Business Standard news says:
The Reserve Bank of India has added a rider for offloading its stake in the National Housing Bank to the government by suggesting it handle the regulation, licensing and supervision of housing companies to provide banks and housing finance companies a level playing field.
Housing finance companies are currently regulated by NHB, which is, in turn, regulated by RBI. NHB is wholly-owned by RBI.
RBI sources said the need for regulating housing companies arise because they do not have prudential guidelines or risk-linked capital limits to which banks, which come under the central bank’s purview, are subject. “There is clearly a regulatory arbitrage here. Housing is a priority sector, so many entities are getting into this business by floating housing companies and thereby skirting RBI’s stringent prudential guidelines,” said a source.
This is all fine and needed but the question that still remains is who regulates the housing market?
As I have pointed out in many a post (focused on Mumbai with similar trends catching up elsewhere), the way housing market runs in India is highly inefficient. It is completely run by builders /brokers and is just a plain seller driven market.
As a buyer you are always at the mercy of the sellers and there is just no clarity in the transaction. A buyer is not just worried about the arrangement of finances but the paper work as well.

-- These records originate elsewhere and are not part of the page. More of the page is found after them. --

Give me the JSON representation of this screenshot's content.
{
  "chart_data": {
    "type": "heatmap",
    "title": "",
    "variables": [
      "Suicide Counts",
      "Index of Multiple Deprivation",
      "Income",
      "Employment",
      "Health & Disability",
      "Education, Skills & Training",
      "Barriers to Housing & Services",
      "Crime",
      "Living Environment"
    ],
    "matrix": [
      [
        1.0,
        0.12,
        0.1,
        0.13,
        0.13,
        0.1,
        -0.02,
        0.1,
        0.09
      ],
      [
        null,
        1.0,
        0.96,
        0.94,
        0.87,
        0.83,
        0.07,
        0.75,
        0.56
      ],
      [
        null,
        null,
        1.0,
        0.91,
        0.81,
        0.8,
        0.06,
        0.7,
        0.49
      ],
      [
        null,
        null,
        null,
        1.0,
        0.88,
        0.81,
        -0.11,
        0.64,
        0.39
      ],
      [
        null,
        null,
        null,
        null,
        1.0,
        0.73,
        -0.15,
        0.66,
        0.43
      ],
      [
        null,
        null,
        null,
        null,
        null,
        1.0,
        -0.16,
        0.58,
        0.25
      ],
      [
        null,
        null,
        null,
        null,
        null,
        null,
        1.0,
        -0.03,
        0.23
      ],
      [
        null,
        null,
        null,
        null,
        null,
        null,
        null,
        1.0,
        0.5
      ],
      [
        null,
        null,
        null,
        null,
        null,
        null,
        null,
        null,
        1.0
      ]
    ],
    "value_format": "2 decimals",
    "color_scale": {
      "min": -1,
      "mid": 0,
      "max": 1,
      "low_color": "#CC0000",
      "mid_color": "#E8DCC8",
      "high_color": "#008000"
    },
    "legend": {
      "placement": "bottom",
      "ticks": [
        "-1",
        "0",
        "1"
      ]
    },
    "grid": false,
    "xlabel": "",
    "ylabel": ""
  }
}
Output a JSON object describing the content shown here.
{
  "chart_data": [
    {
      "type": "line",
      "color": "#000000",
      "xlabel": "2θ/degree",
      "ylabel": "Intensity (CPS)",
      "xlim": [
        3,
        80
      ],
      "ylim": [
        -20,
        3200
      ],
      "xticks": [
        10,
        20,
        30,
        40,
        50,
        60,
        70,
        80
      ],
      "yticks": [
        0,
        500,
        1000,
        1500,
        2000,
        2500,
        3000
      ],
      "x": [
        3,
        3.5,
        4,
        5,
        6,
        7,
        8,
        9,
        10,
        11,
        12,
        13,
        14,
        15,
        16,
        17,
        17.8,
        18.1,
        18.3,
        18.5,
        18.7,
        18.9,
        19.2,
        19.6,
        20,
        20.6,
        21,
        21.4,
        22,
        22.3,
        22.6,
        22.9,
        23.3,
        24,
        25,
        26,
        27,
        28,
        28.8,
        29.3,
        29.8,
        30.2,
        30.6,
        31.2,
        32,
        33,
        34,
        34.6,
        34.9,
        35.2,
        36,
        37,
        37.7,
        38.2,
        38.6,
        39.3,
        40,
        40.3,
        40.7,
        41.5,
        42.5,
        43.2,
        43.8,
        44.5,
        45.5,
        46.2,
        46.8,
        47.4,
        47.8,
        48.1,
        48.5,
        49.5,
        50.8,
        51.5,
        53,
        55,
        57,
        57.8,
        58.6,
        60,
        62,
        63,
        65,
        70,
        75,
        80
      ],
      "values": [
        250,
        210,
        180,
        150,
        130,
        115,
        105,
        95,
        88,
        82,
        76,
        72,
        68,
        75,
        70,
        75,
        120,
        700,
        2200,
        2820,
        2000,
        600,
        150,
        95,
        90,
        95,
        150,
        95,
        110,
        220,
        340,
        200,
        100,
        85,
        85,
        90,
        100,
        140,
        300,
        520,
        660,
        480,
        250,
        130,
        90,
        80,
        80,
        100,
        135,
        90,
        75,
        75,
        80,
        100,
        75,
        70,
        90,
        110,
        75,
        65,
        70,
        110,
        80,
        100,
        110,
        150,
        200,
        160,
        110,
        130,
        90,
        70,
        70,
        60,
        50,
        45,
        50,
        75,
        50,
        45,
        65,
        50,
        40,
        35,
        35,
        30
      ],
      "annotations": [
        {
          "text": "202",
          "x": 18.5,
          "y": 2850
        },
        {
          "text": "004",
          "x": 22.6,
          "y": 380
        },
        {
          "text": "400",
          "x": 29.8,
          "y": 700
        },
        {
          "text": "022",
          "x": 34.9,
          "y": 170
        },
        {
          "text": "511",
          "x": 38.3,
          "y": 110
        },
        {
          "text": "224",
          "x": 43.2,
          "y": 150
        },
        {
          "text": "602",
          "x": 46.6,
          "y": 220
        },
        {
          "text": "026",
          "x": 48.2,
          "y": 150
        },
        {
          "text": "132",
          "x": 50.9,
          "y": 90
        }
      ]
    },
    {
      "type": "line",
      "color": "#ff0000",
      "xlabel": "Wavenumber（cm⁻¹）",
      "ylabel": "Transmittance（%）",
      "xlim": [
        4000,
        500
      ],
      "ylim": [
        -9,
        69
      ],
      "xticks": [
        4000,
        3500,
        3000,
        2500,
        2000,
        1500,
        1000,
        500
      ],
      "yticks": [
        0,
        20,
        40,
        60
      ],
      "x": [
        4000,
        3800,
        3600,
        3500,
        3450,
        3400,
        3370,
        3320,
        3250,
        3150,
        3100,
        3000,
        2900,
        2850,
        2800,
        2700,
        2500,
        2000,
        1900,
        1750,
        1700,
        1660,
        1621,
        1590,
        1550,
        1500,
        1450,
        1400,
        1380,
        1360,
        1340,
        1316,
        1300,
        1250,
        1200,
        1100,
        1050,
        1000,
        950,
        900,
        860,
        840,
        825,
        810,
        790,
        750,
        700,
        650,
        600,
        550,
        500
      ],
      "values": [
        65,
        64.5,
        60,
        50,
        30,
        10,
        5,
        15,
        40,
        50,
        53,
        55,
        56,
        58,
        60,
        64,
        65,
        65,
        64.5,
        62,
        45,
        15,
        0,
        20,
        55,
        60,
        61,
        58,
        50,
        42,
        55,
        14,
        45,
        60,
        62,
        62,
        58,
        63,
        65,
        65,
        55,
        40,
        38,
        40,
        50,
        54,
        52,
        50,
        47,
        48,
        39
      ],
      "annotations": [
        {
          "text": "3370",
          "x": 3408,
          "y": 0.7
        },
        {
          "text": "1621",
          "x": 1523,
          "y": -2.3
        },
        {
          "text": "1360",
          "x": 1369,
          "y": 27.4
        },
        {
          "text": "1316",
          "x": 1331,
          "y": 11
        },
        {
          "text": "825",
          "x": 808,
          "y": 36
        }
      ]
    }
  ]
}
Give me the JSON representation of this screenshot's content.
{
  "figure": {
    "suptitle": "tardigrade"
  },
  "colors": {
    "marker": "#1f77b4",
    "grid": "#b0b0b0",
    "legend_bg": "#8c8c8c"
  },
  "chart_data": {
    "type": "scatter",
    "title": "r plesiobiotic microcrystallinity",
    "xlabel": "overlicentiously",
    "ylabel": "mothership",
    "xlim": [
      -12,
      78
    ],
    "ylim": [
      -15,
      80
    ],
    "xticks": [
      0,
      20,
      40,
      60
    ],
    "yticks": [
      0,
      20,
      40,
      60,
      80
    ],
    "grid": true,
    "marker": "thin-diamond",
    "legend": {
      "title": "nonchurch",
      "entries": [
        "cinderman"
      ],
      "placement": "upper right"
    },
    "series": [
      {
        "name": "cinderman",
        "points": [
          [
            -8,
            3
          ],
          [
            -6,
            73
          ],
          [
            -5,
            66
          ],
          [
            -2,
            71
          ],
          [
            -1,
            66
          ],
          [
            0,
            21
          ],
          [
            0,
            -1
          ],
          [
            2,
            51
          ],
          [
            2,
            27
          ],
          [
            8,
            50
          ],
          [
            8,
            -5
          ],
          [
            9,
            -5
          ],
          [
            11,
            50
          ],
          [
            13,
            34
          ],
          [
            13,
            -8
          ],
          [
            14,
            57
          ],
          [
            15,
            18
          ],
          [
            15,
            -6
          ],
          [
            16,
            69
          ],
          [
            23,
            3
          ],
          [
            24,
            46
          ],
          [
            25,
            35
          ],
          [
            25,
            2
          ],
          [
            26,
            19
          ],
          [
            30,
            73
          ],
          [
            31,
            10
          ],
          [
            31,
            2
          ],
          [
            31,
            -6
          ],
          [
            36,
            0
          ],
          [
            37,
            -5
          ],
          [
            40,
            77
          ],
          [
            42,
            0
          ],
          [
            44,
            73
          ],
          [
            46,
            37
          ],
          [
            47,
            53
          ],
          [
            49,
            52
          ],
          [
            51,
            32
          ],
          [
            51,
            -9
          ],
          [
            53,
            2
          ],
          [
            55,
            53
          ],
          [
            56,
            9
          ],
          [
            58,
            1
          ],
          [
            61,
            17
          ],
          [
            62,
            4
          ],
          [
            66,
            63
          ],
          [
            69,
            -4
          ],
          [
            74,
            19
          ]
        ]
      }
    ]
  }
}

And a buyer is really lucky not to land into variety of problems from really complex problems – land deed, clearance from govt authority, quality of construction etc etc to simpler ones (relatively)- water, power, security etc etc.
Despite all this, People just end up buying houses as everyone wants to have a permanent home. Moreover, staying on rent and shifting places is a pain for all. But am sure none are happy with the state of affairs. It is always the builders /brokers/sellers which laugh all the way to the bank.
RBI Gov in his excellent speech (my comments on the speech) says:
Forgotten in the euphoria of financial alchemy is the basic tenet that the financial sector has no standing of its own; it derives its strength and resilience from the real economy. It is the real sector that should drive the financial sector, not the other way round.
In sum, we first need better regulation for basic housing market which is completely a miss. Though, this is not to criticise RBI move of regulating housing financial companies. It is much needed. However, by not having a proper regulatory framework for real housing sector we cannot expect the housing finance sector to work efficiently. This only complicates things for RBI.
I just don’t know why we don’t see any kind of work on these basic issues. The transaction sizes or size of the market is just too big to be ignored. It beats me completely.